« Pleurire » avec Ariane Moffatt sur Airs de jeux, un album surprise

Ariane Moffatt a lancé un album surprise dimanche à minuit, juste après l'avoir annoncé lors de son passage à l’émission Star Académie. Après avoir favorisé un son plus intimiste et dépouillé sur Incarnat (2022), l’autrice-compositrice-interprète signe un retour en force à la pop électro avec Airs de jeux, un album dont elle dit qu'il la fait « pleurire ».
C’est d’ailleurs ce néologisme qui est mis de l’avant en ouverture d’album sur Prologue, alors qu’une voix générée par l'intelligence artificielle nous explique le terme : L’expression "pleurire", c’est quand on rit tellement fort qu’on en pleure. C’est un mélange de joie et de tristesse.
On a fait un jeu avec l’IA, en lui demandant de nous définir qu’est-ce que le "pleurire", parce que dans le parcours de création, il y a eu plusieurs états émotionnels marqués, intenses, parfois contradictoires
, explique Ariane Moffatt au téléphone, au lendemain de la sortie de son album.
Le but, c’est d’arriver à l’épilogue avec une certaine sérénité, où on peut être en paix avec cette explosion d'émotions. Il y a quelque chose de très libérateur.
Un nouveau studio comme terrain de jeu
Résolument plus lumineux que triste, Airs de jeux est un album aux sonorités modernes, inspiré par des artistes qui aiment bien jouer avec les codes de l’électro, notamment Jamie XX et Caribou, qu’Ariane Moffatt avoue avoir écouté en boucle dans la dernière année.
L’artiste a également pu compter sur un nouveau terrain de jeu pour laisser libre cours à ses instincts. Elle a récemment acquis un condo dans le Mile-Ex qu’elle a transformé en studio – baptisé le MOM studio –, un rêve qu’elle caressait depuis ses débuts, il y a bientôt 25 ans.
C’est un album qui a été fait dans mon studio en dansant. Je continue mon trip de beatmaking et de programmation électronique
, résume-t-elle.
Ces nouvelles chansons sont en quelque sorte un retour à la base pour Ariane Moffatt, qui a vécu l’hiver dernier sa première incursion dans l’enseignement à l’Université Concordia. J’ai donné un cours de songwriting à des "Gen Z" complètement en feu. Tout ce que je leur demandais comme travail, je le faisais aussi
, explique-t-elle.
C’est un peu comme ça que j’ai commencé la création de cet album, en revenant à la source de comment on crée.
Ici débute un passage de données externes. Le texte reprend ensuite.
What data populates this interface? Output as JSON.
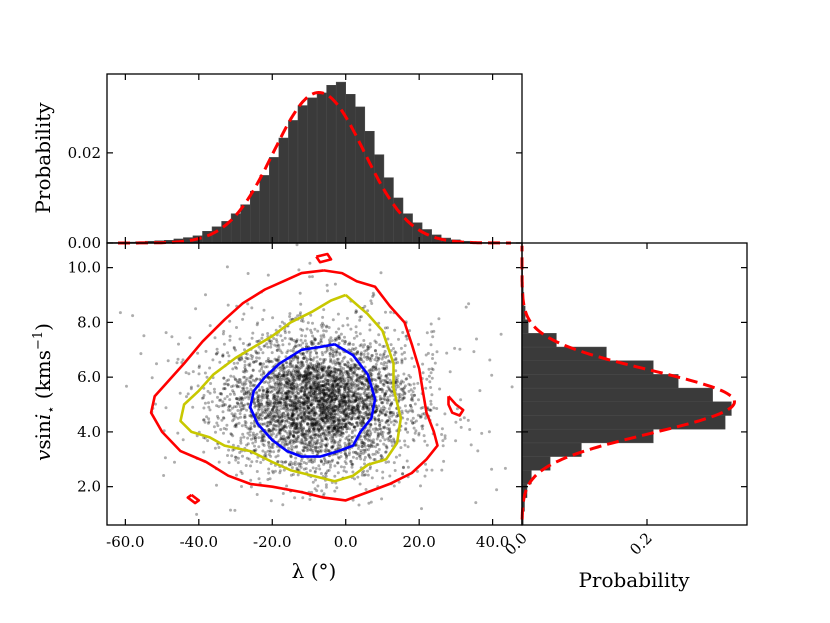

Inspirée par les talents de la relève
Cette expérience lui a aussi permis de rester connectée avec la jeunesse, qu’elle trouve si inspirante en musique. Elle avoue d’ailleurs avoir été soufflée par le dernier album d’Ariane Roy, Dogue.
Quand j’écoute Ariane Roy ou Lou-Adriane Cassidy, je me sens poussée dans le cul de la bonne manière, explique-t-elle. Je trouve que c’est important d’être à l’écoute de ce que les générations qui nous suivent ont à exprimer. Je ne vois pas ça comme une menace, je vois ça comme une occasion de me stimuler.
Ariane Moffatt a écrit et composé les 12 chansons de l’album; elle les a coproduites avec différents collaborateurs, dont Guillaume Guilbault, qui a été son principal allié. L’auteur-compositeur-interprète, aussi connu sous le pseudonyme de Constance, est un habitué des textures électroniques, lui qui a notamment réalisé le dernier album de Peter Peter et travaillé avec Kroy.
Parmi les autres collaborateurs d'Airs de jeux, on compte Jesse Mac Cormack sur Douleur fantôme, Albin de la Simone sur Tina, ainsi que Jean-Phi Goncalves et Alex McMahon sur J’aime mes problèmes. Sur la moitié des chansons, on peut aussi entendre un chœur féminin composé de Rose Perron, Erika Angell et Claudia Bouvette.
Ariane Moffatt partira en tournée avec son nouvel album à compter du 24 avril au Minotaure à Gatineau, avec des dates prévues jusqu’au printemps 2026. Elle sera notamment au Festival Santa Teresa le 11 mai, au MTelus à Montréal le 23 octobre et à l’Impérial Bell de Québec le 25 octobre.